What is the Bat Creek inscription and was it authentic?

The Bat Creek inscription is a small inscribed stone recovered in 1889 from a Cherokee burial mound in Tennessee under Smithsonian field-agent John W. Emmert. Cyrus Gordon reread it as Paleo-Hebrew in 1970. In 2004, Robert Mainfort Jr. and Mary Kwas demonstrated in American Antiquity that the inscription matches a Paleo-Hebrew alphabet table from an 1870 Masonic reference work. The stone is now treated by professional archaeologists as a forgery planted by Emmert.

Who was Barry Fell and why is his work controversial?

Barry Fell (1917-1994) was a Harvard zoologist specialising in echinoderms who turned to amateur epigraphy in the 1970s. His America B.C. (1976) and subsequent books proposed extensive pre-Columbian Old World writing across North America, including ogham, Iberian Punic, and Libyan inscriptions. His epigraphic methodology, untrained in the relevant scripts and reliant on selective reading of weathered marks, has been comprehensively rejected by professional epigraphers and archaeologists. Stephen Williams’s Fantastic Archaeology treats Fell as the defining figure of late-twentieth-century diffusionism.

What were the Anubis Caves claims?

The Anubis Caves of western Oklahoma were proposed by William R. McGlone and his collaborators in the 1980s and 1990s as solar-aligned petroglyph sites encoding Old World scripts with Egyptian Anubis iconography. Professional critique demonstrated that the alleged Anubis profiles depended on selective lighting photography and dissolved under different conditions, and that the alphabetic readings rested on arbitrary choices about which weathering marks to count.

Why do mainstream archaeologists treat these claims so consistently negatively?

The cases share a recognisable forensic pattern. Inscriptions surface in contexts with weak or absent stratigraphy. Scripts identified are mixed in ways no real ancient scribe would mix them, or they match a published alphabet table closely enough to indicate copying. Local actors recovering the finds often have documented motives. And in many cases, an actual nineteenth-century source for the inscription can be identified. Stephen Williams’s Fantastic Archaeology traces this pattern across roughly two centuries of cases.

Does the absence of pre-Columbian Old World writing mean there was no transoceanic contact at all?

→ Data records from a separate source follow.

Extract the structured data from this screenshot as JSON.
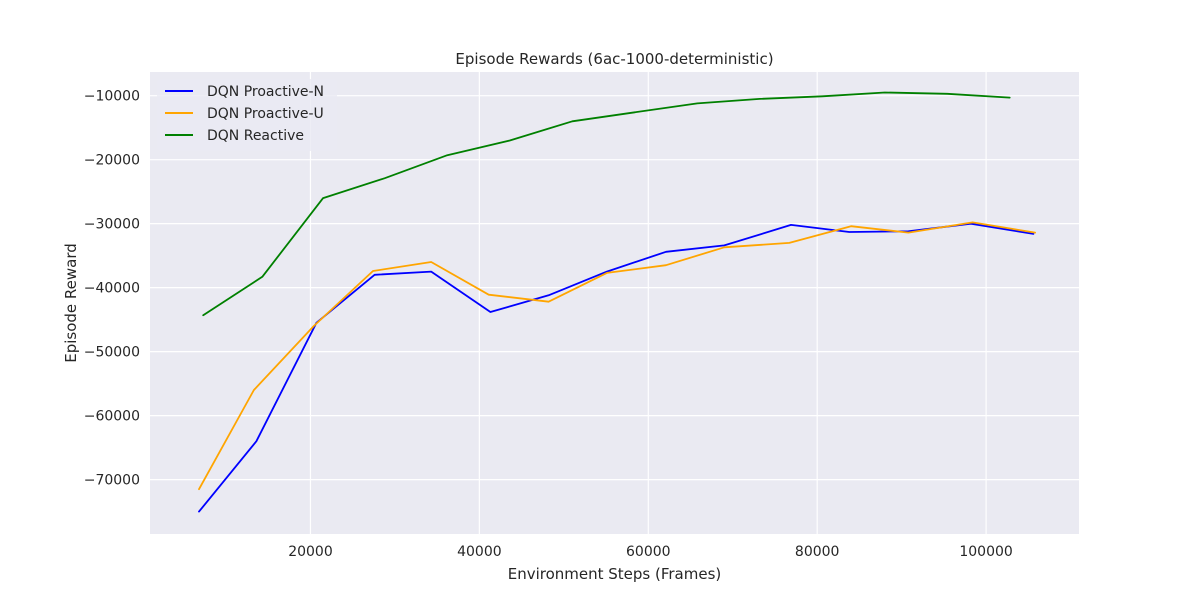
{
  "chart_data": {
    "type": "line",
    "title": "Episode Rewards (6ac-1000-deterministic)",
    "xlabel": "Environment Steps (Frames)",
    "ylabel": "Episode Reward",
    "xlim": [
      1000,
      111000
    ],
    "ylim": [
      -78500,
      -6300
    ],
    "xticks": [
      20000,
      40000,
      60000,
      80000,
      100000
    ],
    "xtick_labels": [
      "20000",
      "40000",
      "60000",
      "80000",
      "100000"
    ],
    "yticks": [
      -70000,
      -60000,
      -50000,
      -40000,
      -30000,
      -20000,
      -10000
    ],
    "ytick_labels": [
      "−70000",
      "−60000",
      "−50000",
      "−40000",
      "−30000",
      "−20000",
      "−10000"
    ],
    "grid": true,
    "legend_position": "top-left",
    "series": [
      {
        "name": "DQN Proactive-N",
        "color": "#0000ff",
        "x": [
          6800,
          13600,
          20700,
          27600,
          34300,
          41300,
          48200,
          55100,
          62100,
          69000,
          76900,
          83800,
          90800,
          98200,
          105600
        ],
        "y": [
          -75000,
          -64000,
          -45500,
          -38000,
          -37500,
          -43800,
          -41200,
          -37500,
          -34400,
          -33400,
          -30200,
          -31300,
          -31200,
          -30000,
          -31600
        ]
      },
      {
        "name": "DQN Proactive-U",
        "color": "#ffa500",
        "x": [
          6800,
          13300,
          20400,
          27400,
          34300,
          41100,
          48200,
          55100,
          62100,
          69000,
          76700,
          84000,
          90800,
          98400,
          105800
        ],
        "y": [
          -71500,
          -56000,
          -46000,
          -37400,
          -36000,
          -41100,
          -42200,
          -37700,
          -36500,
          -33700,
          -33000,
          -30400,
          -31400,
          -29800,
          -31400
        ]
      },
      {
        "name": "DQN Reactive",
        "color": "#008000",
        "x": [
          7300,
          14300,
          21500,
          28800,
          36200,
          43600,
          51000,
          58400,
          65800,
          73200,
          80600,
          88000,
          95400,
          102800
        ],
        "y": [
          -44300,
          -38300,
          -26000,
          -22900,
          -19300,
          -17000,
          -14000,
          -12600,
          -11200,
          -10500,
          -10100,
          -9500,
          -9700,
          -10300
        ]
      }
    ]
  }
}
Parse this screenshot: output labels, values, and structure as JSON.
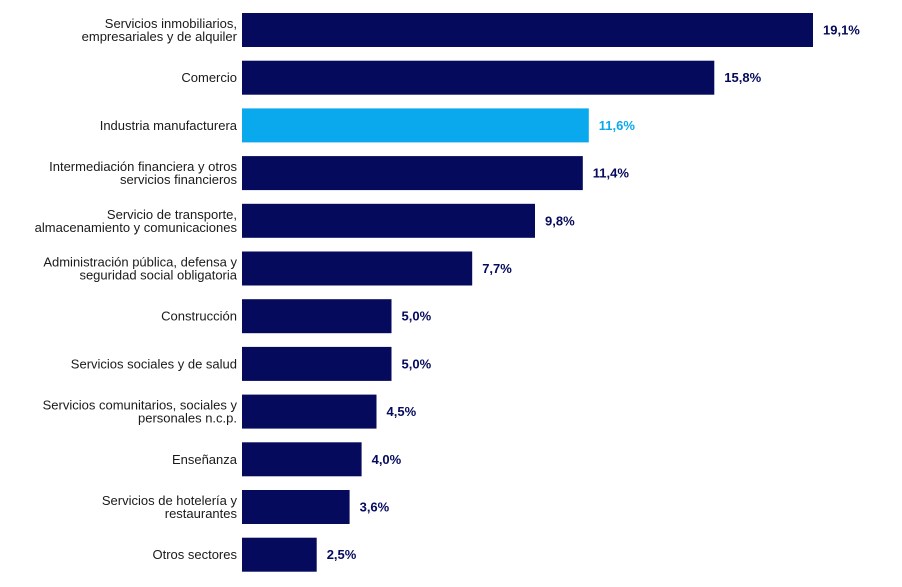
{
  "chart_data": {
    "type": "bar",
    "orientation": "horizontal",
    "categories": [
      [
        "Servicios inmobiliarios,",
        "empresariales y de alquiler"
      ],
      [
        "Comercio"
      ],
      [
        "Industria manufacturera"
      ],
      [
        "Intermediación financiera y otros",
        "servicios financieros"
      ],
      [
        "Servicio de transporte,",
        "almacenamiento y comunicaciones"
      ],
      [
        "Administración pública, defensa y",
        "seguridad social obligatoria"
      ],
      [
        "Construcción"
      ],
      [
        "Servicios sociales y de salud"
      ],
      [
        "Servicios comunitarios, sociales y",
        "personales n.c.p."
      ],
      [
        "Enseñanza"
      ],
      [
        "Servicios de hotelería y",
        "restaurantes"
      ],
      [
        "Otros sectores"
      ]
    ],
    "values": [
      19.1,
      15.8,
      11.6,
      11.4,
      9.8,
      7.7,
      5.0,
      5.0,
      4.5,
      4.0,
      3.6,
      2.5
    ],
    "value_labels": [
      "19,1%",
      "15,8%",
      "11,6%",
      "11,4%",
      "9,8%",
      "7,7%",
      "5,0%",
      "5,0%",
      "4,5%",
      "4,0%",
      "3,6%",
      "2,5%"
    ],
    "highlight_index": 2,
    "colors": {
      "bar": "#050a5c",
      "highlight": "#0aa8ec",
      "label": "#1a1a1a",
      "value_label": "#050a5c"
    },
    "xlim": [
      0,
      19.1
    ],
    "grid": false,
    "legend": "none",
    "title": "",
    "xlabel": "",
    "ylabel": ""
  }
}
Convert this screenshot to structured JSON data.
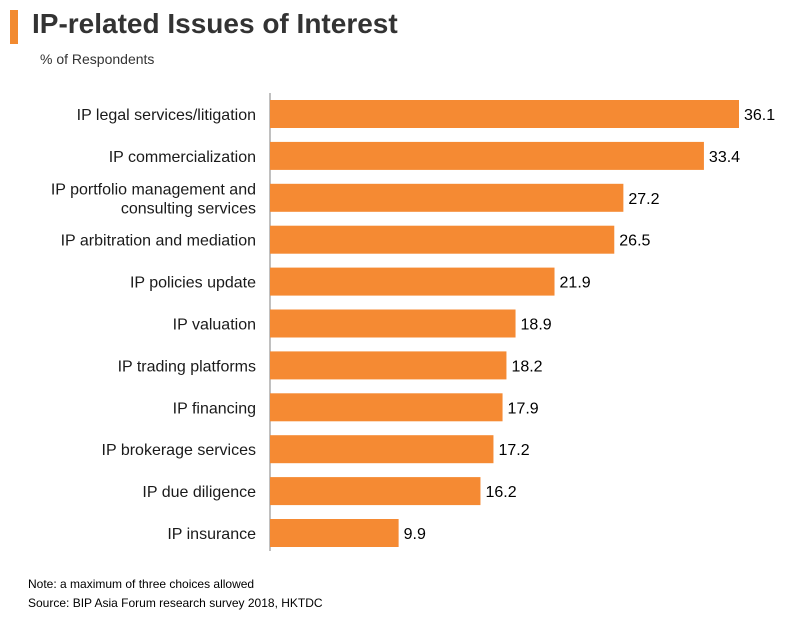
{
  "title": "IP-related Issues of Interest",
  "subtitle": "% of Respondents",
  "note": "Note: a maximum  of three choices allowed",
  "source": "Source: BIP Asia Forum research survey 2018, HKTDC",
  "colors": {
    "accent": "#f28a30",
    "bar": "#f58a33",
    "axis": "#808080"
  },
  "chart_data": {
    "type": "bar",
    "orientation": "horizontal",
    "title": "IP-related Issues of Interest",
    "ylabel": "% of Respondents",
    "xlim": [
      0,
      36.1
    ],
    "categories": [
      [
        "IP legal services/litigation"
      ],
      [
        "IP commercialization"
      ],
      [
        "IP portfolio management and",
        "consulting services"
      ],
      [
        "IP arbitration and mediation"
      ],
      [
        "IP policies update"
      ],
      [
        "IP valuation"
      ],
      [
        "IP trading platforms"
      ],
      [
        "IP financing"
      ],
      [
        "IP brokerage services"
      ],
      [
        "IP due diligence"
      ],
      [
        "IP insurance"
      ]
    ],
    "values": [
      36.1,
      33.4,
      27.2,
      26.5,
      21.9,
      18.9,
      18.2,
      17.9,
      17.2,
      16.2,
      9.9
    ]
  }
}
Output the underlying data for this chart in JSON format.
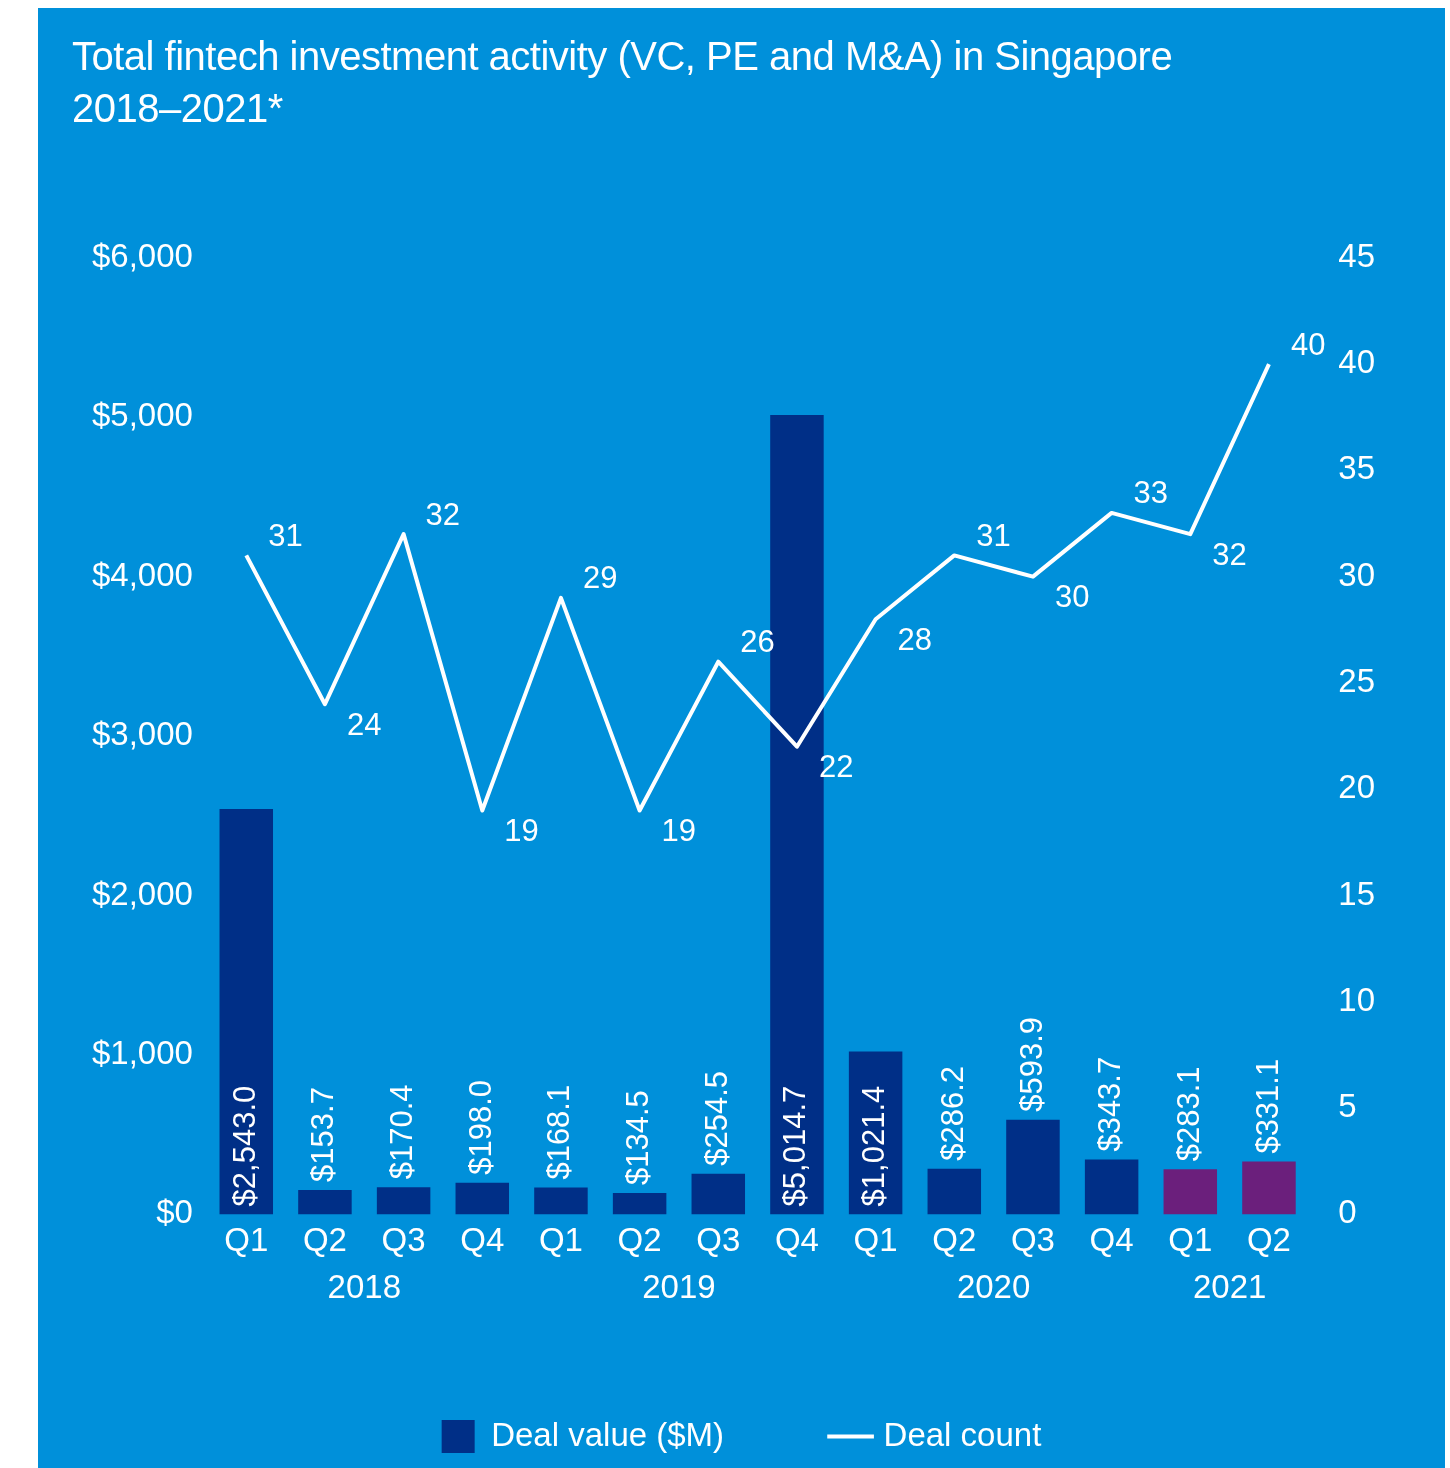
{
  "chart_data": {
    "type": "bar",
    "title": "Total fintech investment activity (VC, PE and M&A) in Singapore 2018–2021*",
    "categories": [
      "Q1",
      "Q2",
      "Q3",
      "Q4",
      "Q1",
      "Q2",
      "Q3",
      "Q4",
      "Q1",
      "Q2",
      "Q3",
      "Q4",
      "Q1",
      "Q2"
    ],
    "annotations": [
      "2018",
      "2019",
      "2020",
      "2021"
    ],
    "series": [
      {
        "name": "Deal value ($M)",
        "color": "#002f87",
        "colors": [
          "#002f87",
          "#002f87",
          "#002f87",
          "#002f87",
          "#002f87",
          "#002f87",
          "#002f87",
          "#002f87",
          "#002f87",
          "#002f87",
          "#002f87",
          "#002f87",
          "#6b1f7c",
          "#6b1f7c"
        ],
        "values": [
          2543.0,
          153.7,
          170.4,
          198.0,
          168.1,
          134.5,
          254.5,
          5014.7,
          1021.4,
          286.2,
          593.9,
          343.7,
          283.1,
          331.1
        ],
        "value_labels": [
          "$2,543.0",
          "$153.7",
          "$170.4",
          "$198.0",
          "$168.1",
          "$134.5",
          "$254.5",
          "$5,014.7",
          "$1,021.4",
          "$286.2",
          "$593.9",
          "$343.7",
          "$283.1",
          "$331.1"
        ]
      },
      {
        "name": "Deal count",
        "type": "line",
        "axis": "y2",
        "color": "#ffffff",
        "values": [
          31,
          24,
          32,
          19,
          29,
          19,
          26,
          22,
          28,
          31,
          30,
          33,
          32,
          40
        ],
        "value_labels": [
          "31",
          "24",
          "32",
          "19",
          "29",
          "19",
          "26",
          "22",
          "28",
          "31",
          "30",
          "33",
          "32",
          "40"
        ]
      }
    ],
    "ylim": [
      0,
      6000
    ],
    "yticks": [
      {
        "value": 0,
        "label": "$0"
      },
      {
        "value": 1000,
        "label": "$1,000"
      },
      {
        "value": 2000,
        "label": "$2,000"
      },
      {
        "value": 3000,
        "label": "$3,000"
      },
      {
        "value": 4000,
        "label": "$4,000"
      },
      {
        "value": 5000,
        "label": "$5,000"
      },
      {
        "value": 6000,
        "label": "$6,000"
      }
    ],
    "y2lim": [
      0,
      45
    ],
    "y2ticks": [
      0,
      5,
      10,
      15,
      20,
      25,
      30,
      35,
      40,
      45
    ],
    "grid": false,
    "legend": "bottom",
    "marker": "none",
    "line_style": "solid"
  }
}
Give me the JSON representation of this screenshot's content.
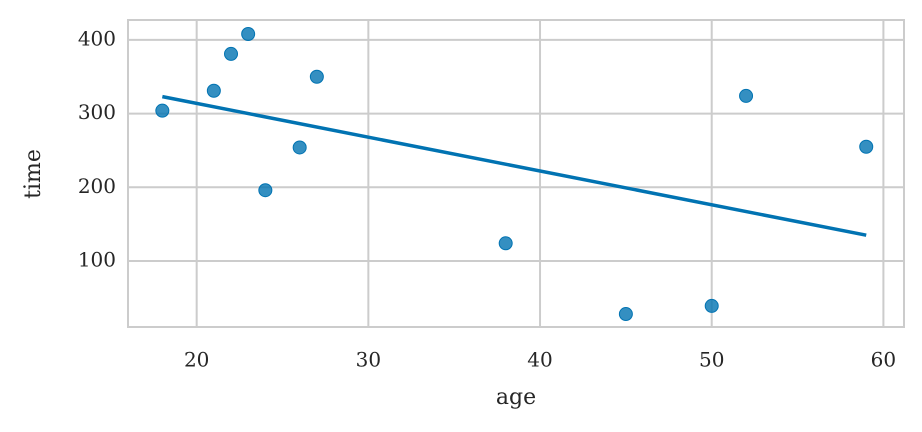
{
  "chart_data": {
    "type": "scatter",
    "x_label": "age",
    "y_label": "time",
    "x": [
      18,
      21,
      22,
      23,
      24,
      26,
      27,
      38,
      45,
      50,
      52,
      59
    ],
    "values": [
      304,
      331,
      381,
      408,
      196,
      254,
      350,
      124,
      28,
      39,
      324,
      255
    ],
    "color": "#0173b2",
    "fit": {
      "x": [
        18,
        59
      ],
      "values": [
        323,
        135
      ],
      "color": "#0173b2"
    },
    "xlim": [
      16,
      61.2
    ],
    "ylim": [
      10.4,
      427
    ],
    "xticks": [
      20,
      30,
      40,
      50,
      60
    ],
    "yticks": [
      100,
      200,
      300,
      400
    ],
    "grid": true
  }
}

The two questions are separable. The Norse presence at L’Anse aux Meadows in Newfoundland, around 1000 CE, is archaeologically documented and accepted; it left material culture but no surviving runic inscription on the North American mainland. Other proposed contacts, Phoenician, Polynesian, African, lack the archaeological evidence that the Norse settlement carries. The absence of authentic pre-Columbian Old World writing in North America is consistent with this picture: contacts that did happen left material traces; contacts that did not happen left only nineteenth-century forgeries.

What is the most reliable scholarly source on the topic overall?

Stephen Williams’s Fantastic Archaeology: The Wild Side of North American Prehistory (University of Pennsylvania Press, 1991) remains the canonical historiographic treatment of the diffusionist inscription literature. For specific case studies, Mainfort and Kwas’s 2004 American Antiquity paper on Bat Creek and Marshall McKusick’s The Davenport Conspiracy Revisited (1991) are the standard forensic reassessments. For Indigenous Southwest rock art treated on its own terms, Polly Schaafsma’s Indian Rock Art of the Southwest (1980) is the foundational reference.